A review of LA County voting records uncovered roughly 7,600 registered voters tied to homeless shelters, supportive housing developments, and service providers across the city, according to the New York Post. The problem? Many of these locations don't have the capacity — or in some cases, any beds at all — to house the people supposedly living there.
The most jaw-dropping example is the Midnight Mission in Skid Row. Voting records show 1,160 registrations at that address. The facility's own website says it has beds for 84 men and 36 women. That's 120 beds and 1,160 "residents." Even by LA math, that doesn't add up.
Then there's St. Joseph Center in Venice — a drop-in service center, not a residential shelter — where 185 registered voters are tied to the address. Nobody sleeps there. It's a place you walk in, get a sandwich, and walk out. But apparently 185 people call it home on election day.

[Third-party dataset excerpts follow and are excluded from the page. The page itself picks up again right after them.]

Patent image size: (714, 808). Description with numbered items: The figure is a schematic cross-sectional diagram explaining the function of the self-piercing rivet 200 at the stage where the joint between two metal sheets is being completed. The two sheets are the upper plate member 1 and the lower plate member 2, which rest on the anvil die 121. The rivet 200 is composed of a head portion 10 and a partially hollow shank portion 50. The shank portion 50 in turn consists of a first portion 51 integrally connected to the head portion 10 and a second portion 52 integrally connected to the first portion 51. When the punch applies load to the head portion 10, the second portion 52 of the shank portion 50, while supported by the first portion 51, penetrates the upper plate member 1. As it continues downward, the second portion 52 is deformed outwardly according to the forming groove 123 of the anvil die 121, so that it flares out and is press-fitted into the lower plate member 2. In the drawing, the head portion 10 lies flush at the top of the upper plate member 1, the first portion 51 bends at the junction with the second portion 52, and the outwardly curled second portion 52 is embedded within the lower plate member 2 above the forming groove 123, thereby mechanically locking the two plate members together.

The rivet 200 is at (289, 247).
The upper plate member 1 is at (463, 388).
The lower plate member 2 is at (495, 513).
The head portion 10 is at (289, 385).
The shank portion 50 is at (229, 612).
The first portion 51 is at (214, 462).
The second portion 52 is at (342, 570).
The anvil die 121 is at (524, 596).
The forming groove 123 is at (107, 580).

Here's where it gets really interesting. City Councilmember Nithya Raman, who chaired the Los Angeles City Council's Housing and Homelessness Committee, awarded St. Joseph Center a $600,000 taxpayer-funded grant. The same Raman who just pulled off one of the most dramatic come-from-behind surges in LA political history.
On election night, June 2, Spencer Pratt — yes, that Spencer Pratt — held a comfortable lead for the second runoff spot against incumbent Mayor Karen Bass. Then the late ballots started rolling in. And rolling. And rolling.
As of Monday's latest count, Raman sits at 229,576 votes — 28.56% — while Pratt has fallen to 207,757 at 25.83%. That's a 43,000-vote swing since election night. Raman gained five full percentage points on Pratt in the days after the polls closed. Karen Bass, the incumbent, cruised to first place with 34.32% and had long secured her November runoff spot.
Forty-three thousand votes materialized out of thin air. From a candidate connected to shelters where phantom voters are registered. In a city where the voter rolls are dirtier than a Skid Row sidewalk.
US Attorney Bill Essayli has taken notice. He announced he will investigate the concerns and "follow the evidence" to determine whether laws were broken. Good. Because when 1,160 people are registered at a mission with 120 beds, somebody has some explaining to do.
The left will scream that questioning any of this is "voter suppression." They'll say homeless people have every right to vote — and they do. Nobody's arguing that. What we're arguing is that you can't register a thousand people at an address where a hundred people sleep and pretend that's legitimate. That's not enfranchisement. That's manufacturing a voter base.
Nithya Raman is a progressive's progressive — the kind of politician who thinks the solution to every problem is more government money funneled through the right nonprofits. She sat on the committee that controls homeless funding. She directed taxpayer dollars to a facility that now has 185 ghost voters on its rolls. And then she magically surged past her opponent on the strength of late-arriving ballots.
Coincidence? In any other city, maybe. In Los Angeles? Please.
Bill Essayli better follow that evidence fast — because in LA, evidence has a funny way of disappearing right around election certification time.